A creative social democratic government has plenty of other choices to confront any fiscal crisis. There is no need to resort to a levy on current working taxpayers to fund the increasing cost of aged care. When that idea is mooted, it needs to be dispelled as quickly as any levy imposed on the elderly. There are plenty of other options. The government can start by applying stiff taxes on multinationals. Windfall taxes in the resource sector are long overdue. The British Tories have recently introduced them. The risible level of corporation tax that is then whittled down to single digit figures by the machinations of accountants needs revamping. The diesel fuel rebate scheme that lines the pockets of largely foreign owned mining companies needs curbing. The Stage Three tax cuts can be abolished. A wealth tax on the super-rich could be applied and its benefit flow to aspiring young homeowners. Norway, Spain and Switzerland have wealth taxes. The concessional taxation of capital gains could be wound back as could tax concessions for negative gearing. A stringent inheritance tax applied to the new owners of the houses bequeathed by baby boomers biting the dust would put a floor under the curse of multigenerational wealth. Targeted tax measures could benefit young home hunters far more than any levy imposed on workers or aged care residents. Generous state subsidies for first home buyers could be accommodated by sensible and effective tax measures.

The baby boomers have been a disappointment. History will be tough on them. The failures were many. The 1968 Paris revolt and its global reverberations petered out. The consciousness raising inspired by the anti-war movements was lost. In Australia the hope offered by the counter cultural movement exhibited by young people going to places like Nimbin and setting up farming cooperatives fell apart.

The baby boomers lost their visionary spirit and settled for putting all their effort into supporting what Burke (the father of conservatism) called the “little platoons.” The family, in other words, became the epicentre of their lives. They meekly accepted the austerity mantra imposed by neoliberalism.
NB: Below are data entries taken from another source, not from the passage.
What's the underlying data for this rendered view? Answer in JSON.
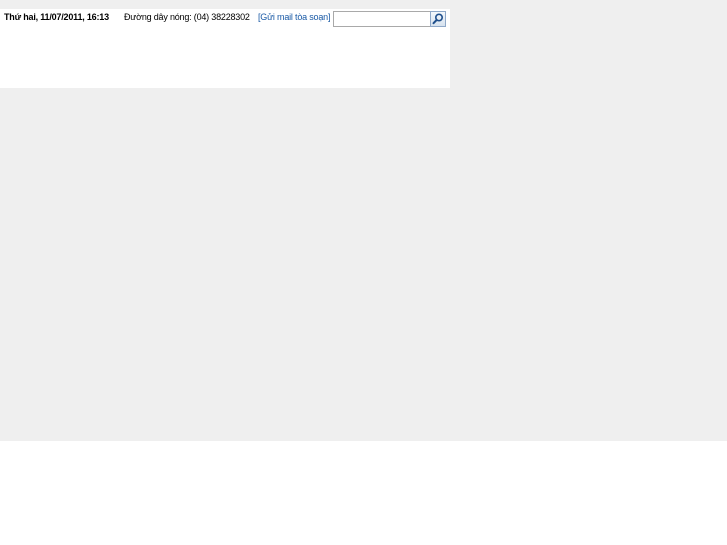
{
  "header": {
    "date_time": "Thứ hai, 11/07/2011, 16:13",
    "hotline": "Đường dây nóng: (04) 38228302",
    "mail_link": "[Gửi mail tòa soạn]"
  },
  "search": {
    "value": "",
    "placeholder": "",
    "button_icon": "search-icon"
  },
  "colors": {
    "background_gray": "#efefef",
    "link_blue": "#1a5aa6"
  }
}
But this was the generation that built modern Australia, and the remaining members of the heads of little platoons should be treated with respect and dignity in their twilight years, and not be hit with a levy or user pays system as they enter aged care facilities. Aged care facilities should be sourced within the public sector and intergenerational battles over levies should be cremated.

Let the old go gentle into that good night.